Es sind nicht so viele Arbeitsplätze wie immer behauptet wird. Die gesamten Autobranche incl. der Zulieferer machen nur 5% des produzierenden aus. Der deutschen Wirtschaft macht das nichts aus wenn die old boys weg sind.

Läubli:

Ganz genau, so ist es. Jeder einigermaßen loyal (hier im Patriotischen Sinne) denkende Deutsche Staatsbürger sollte das genauso machen, wie Sie, Herr Geiger schreiben. Mit EU-Modelle und Autos von Tesla unterstützen wir alle den EU-Markt und auch den Deutschen Markt stark, weil sehr viel Arbeitsplätze daran hängen und die großen Gigabetriebe ausgelastet sein sollten. Das dies in Deutschland super funktioniert und was alles in rekordverdächtiger, kurzer Bauzeit möglich ist, das hat Tesla in Grünheide gegenwärtig bewiesen. Warum machen da die großen deutschen Hersteller nicht mit??

matthias.geiger@t-online.de:

Insbesondere die deutschen Autobauer konzentrieren sich auf die Luxussegmente und geben somit den volumenstarken Markt z.B. Kleinwagen, Mittelklasse preis. Das halte ich für einen grossen Fehler da somit Skaleneffekte verloren gehen und die E-Mobilität in der Mitte der Gesellschaft ausgebremst wird. Auch tausende Arbeitsplätze stehen in Deutschland so auf dem Spiel. Wir sollten uns mit aller Macht gegen die Importe aus China in die EU stemmen und europäische Modell inkl. Tesla kaufen.

RK3:

Es sind nicht nur die Lieferkettenprobleme. Die europäischen Hersteller haben sehr lange versucht, die notwendige Transformation hin zu Elektromobilität zu bremsen, gehofft, dass sie noch lange Verbrenner verkaufen können und dass die Transformation langsam von statten geht.
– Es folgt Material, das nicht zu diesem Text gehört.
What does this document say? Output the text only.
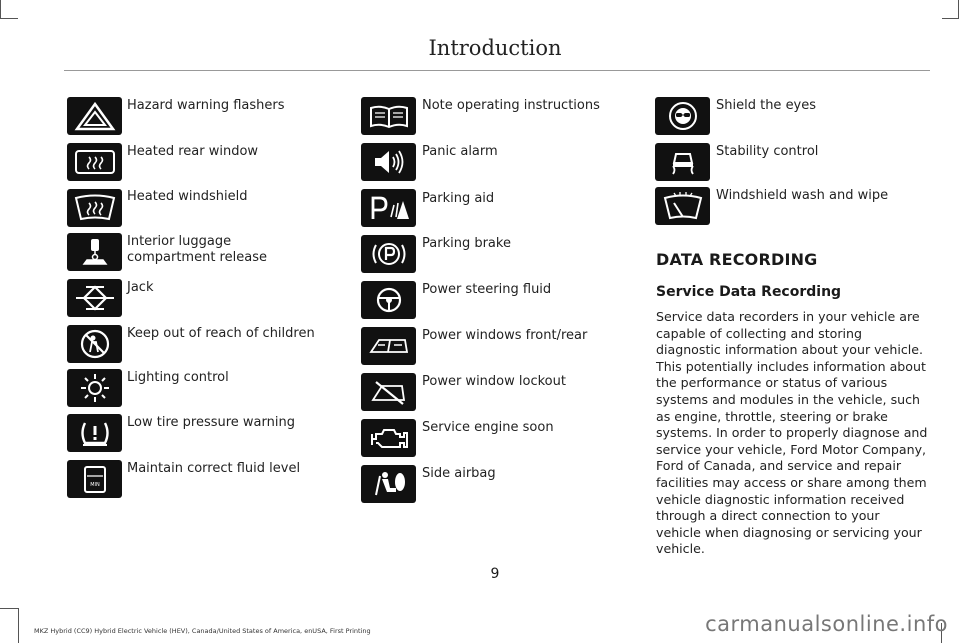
Introduction
Hazard warning flashers
Heated rear window
Heated windshield
Interior luggage compartment release
Jack
Keep out of reach of children
Lighting control
Low tire pressure warning
MIN
Maintain correct fluid level
Note operating instructions
Panic alarm
Parking aid
Parking brake
Power steering fluid
Power windows front/rear
Power window lockout
Service engine soon
Side airbag
Shield the eyes
Stability control
Windshield wash and wipe
DATA RECORDING
Service Data Recording
Service data recorders in your vehicle are capable of collecting and storing diagnostic information about your vehicle. This potentially includes information about the performance or status of various systems and modules in the vehicle, such as engine, throttle, steering or brake systems. In order to properly diagnose and service your vehicle, Ford Motor Company, Ford of Canada, and service and repair facilities may access or share among them vehicle diagnostic information received through a direct connection to your vehicle when diagnosing or servicing your vehicle.
9
MKZ Hybrid (CC9) Hybrid Electric Vehicle (HEV), Canada/United States of America, enUSA, First Printing	carmanualsonline.info
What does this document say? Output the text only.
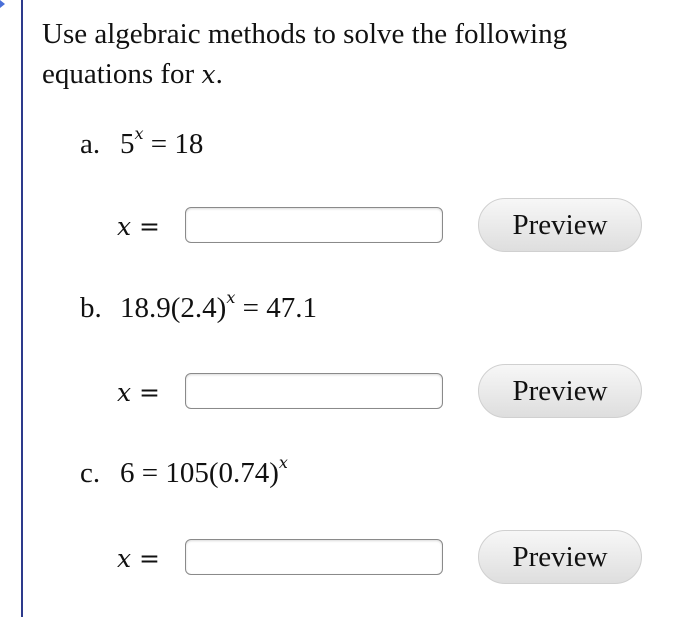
Use algebraic methods to solve the following equations for x.
a. $5^x = 18$
x =	Preview
b. $18.9(2.4)^x = 47.1$
x =	Preview
c. $6 = 105(0.74)^x$
x =	Preview
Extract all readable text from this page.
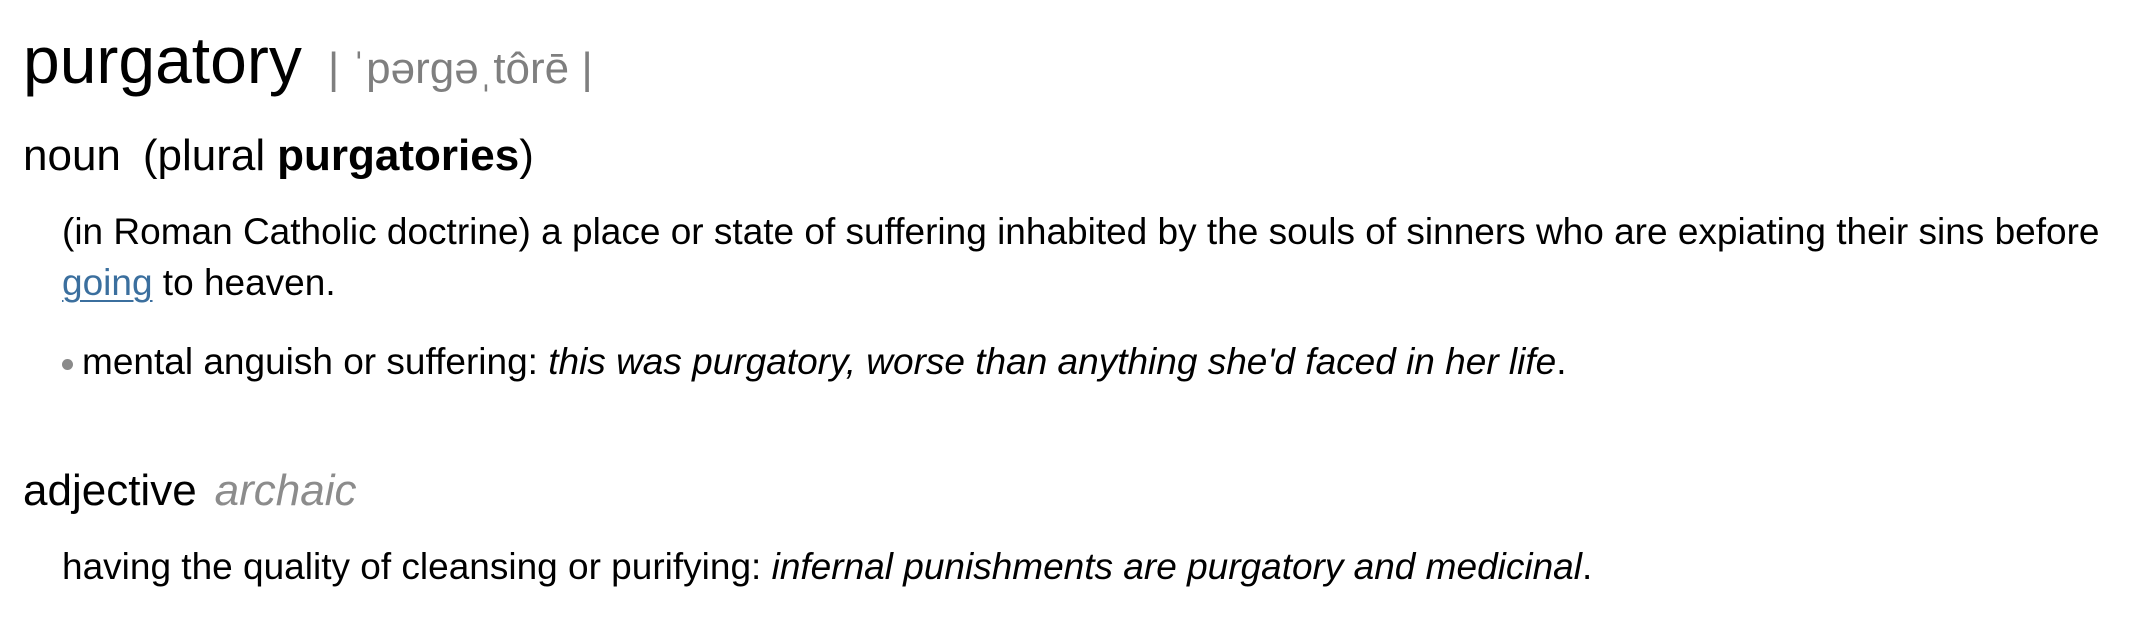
purgatory | ˈpərɡəˌtôrē |
noun (plural purgatories)
(in Roman Catholic doctrine) a place or state of suffering inhabited by the souls of sinners who are expiating their sins before going to heaven.
mental anguish or suffering: this was purgatory, worse than anything she'd faced in her life.
adjective archaic
having the quality of cleansing or purifying: infernal punishments are purgatory and medicinal.
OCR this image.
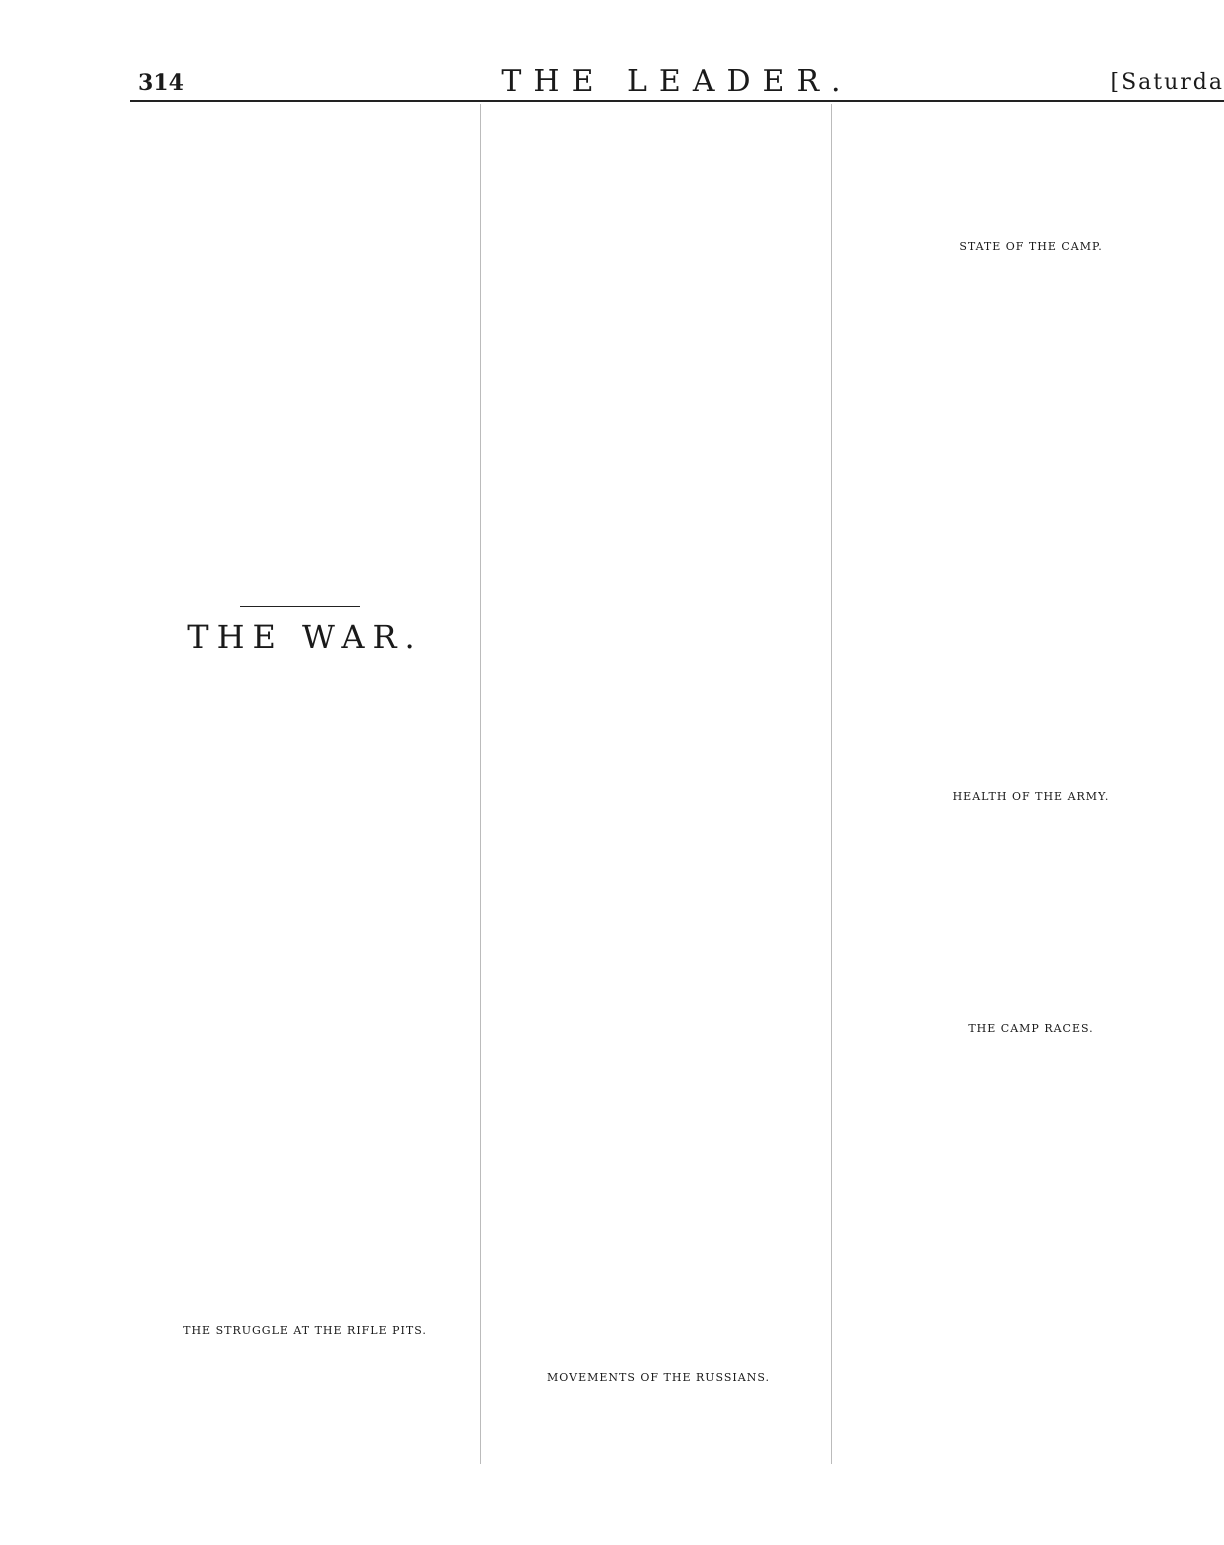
314	THE LEADER.	[Saturda
THE WAR.
THE STRUGGLE AT THE RIFLE PITS.
MOVEMENTS OF THE RUSSIANS.
STATE OF THE CAMP.
HEALTH OF THE ARMY.
THE CAMP RACES.
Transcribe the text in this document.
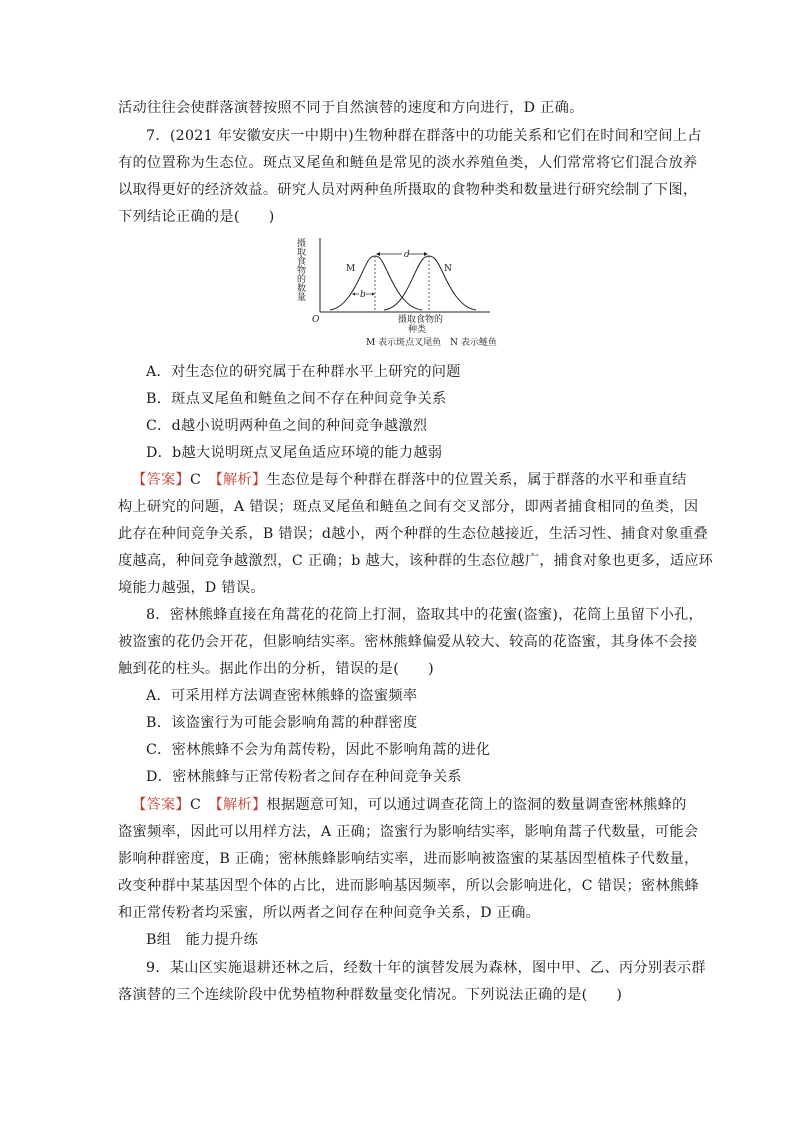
活动往往会使群落演替按照不同于自然演替的速度和方向进行，D 正确。
7．(2021 年安徽安庆一中期中)生物种群在群落中的功能关系和它们在时间和空间上占
有的位置称为生态位。斑点叉尾鱼和鲢鱼是常见的淡水养殖鱼类，人们常常将它们混合放养
以取得更好的经济效益。研究人员对两种鱼所摄取的食物种类和数量进行研究绘制了下图，
下列结论正确的是(　　)
d
b
M	N
O	摄取食物的
种类
M 表示斑点叉尾鱼　N 表示鲢鱼
摄取食物的数量
A．对生态位的研究属于在种群水平上研究的问题
B．斑点叉尾鱼和鲢鱼之间不存在种间竞争关系
C．d越小说明两种鱼之间的种间竞争越激烈
D．b越大说明斑点叉尾鱼适应环境的能力越弱
【答案】C　【解析】生态位是每个种群在群落中的位置关系，属于群落的水平和垂直结
构上研究的问题，A 错误；斑点叉尾鱼和鲢鱼之间有交叉部分，即两者捕食相同的鱼类，因
此存在种间竞争关系，B 错误；d越小，两个种群的生态位越接近，生活习性、捕食对象重叠
度越高，种间竞争越激烈，C 正确；b 越大，该种群的生态位越广，捕食对象也更多，适应环
境能力越强，D 错误。
8．密林熊蜂直接在角蒿花的花筒上打洞，盗取其中的花蜜(盗蜜)，花筒上虽留下小孔，
被盗蜜的花仍会开花，但影响结实率。密林熊蜂偏爱从较大、较高的花盗蜜，其身体不会接
触到花的柱头。据此作出的分析，错误的是(　　)
A．可采用样方法调查密林熊蜂的盗蜜频率
B．该盗蜜行为可能会影响角蒿的种群密度
C．密林熊蜂不会为角蒿传粉，因此不影响角蒿的进化
D．密林熊蜂与正常传粉者之间存在种间竞争关系
【答案】C　【解析】根据题意可知，可以通过调查花筒上的盗洞的数量调查密林熊蜂的
盗蜜频率，因此可以用样方法，A 正确；盗蜜行为影响结实率，影响角蒿子代数量，可能会
影响种群密度，B 正确；密林熊蜂影响结实率，进而影响被盗蜜的某基因型植株子代数量，
改变种群中某基因型个体的占比，进而影响基因频率，所以会影响进化，C 错误；密林熊蜂
和正常传粉者均采蜜，所以两者之间存在种间竞争关系，D 正确。
B组　能力提升练
9．某山区实施退耕还林之后，经数十年的演替发展为森林，图中甲、乙、丙分别表示群
落演替的三个连续阶段中优势植物种群数量变化情况。下列说法正确的是(　　)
Dabei haben Sie verpasst rechtzeitig in Rohstoffbeschaffung, Zellherstellung und Elektroantriebe zu investieren. China ist hier viele Jahre voraus.
Viele haben prophezeit, dass die deutschen Hersteller untergehen werden. Das werden Sie nicht. Sie führen die Transformation nun aber gewzungenermaßen durch, in dem Sie den Vorsprung von China bei Batterietechnologie nutzen und dort immer stärker investieren und die alte Technologie hier zurückfahren.

BMWs iX3 wird heute schon vollständig in China gebaut, ebenso der Dacia Spring. Die Akkus vieler europäischer Modelle kommen ebenso aus China oder im weiteren Sinne aus Asien (z.B. Südkorea).

Aus Konzernsicht ist die Verlagerung nach China zwar nachvollziehbar, um den jahrelangen Tiefschlaf betriebswirtschaftlich in den Griff zu bekommen. Volkswirtschaftlich ist es für Deutschland/Europa aber bedenklich.

Läubli:

Als Ergebnis sehen wir, dass es kein europäisches Modell in die Top 5 der meistverkauften E-Autos weltweit schafft

“, sagt Felix Kuhnert, Partner und Automotive Leader bei PwC Deutschland.
Ja, diesen Trend kann man schon eine ganze Weile verfolgen, wenn man aufmerksam den Markt liest. Die Europäer scheinen einfach nicht in der Lage zu sein, ihre Lieferprobleme lösen zu können – das ist schlecht für den EU-Markt. Dieser wird sich nun mit Alternativen, also den Importautos abfinden müssen… aber das ist nicht mal so schlecht, da eben diese Marken viel neue, moderne Technik, Servicelösungen und Ideen der neuen Mobilität mitliefern. Das bringt den Markt in Schwung und piekst den „Hiesigen“ ordentlich in den schlafenden hintern, damit auch diese endlich, endlich was bieten! Ich möchte nämlich auch ein EU Produkt fahren… aber es gibt einfach nichts für meine Ansprüche in Leistung, Modernität und Preis!

heinr:

die Folgen der Globalisierung wiederholen sich eben. Wenn Europa bald nix mehr zu exportiern hat können wir ja freundlich um Aufnahme nach China bitten…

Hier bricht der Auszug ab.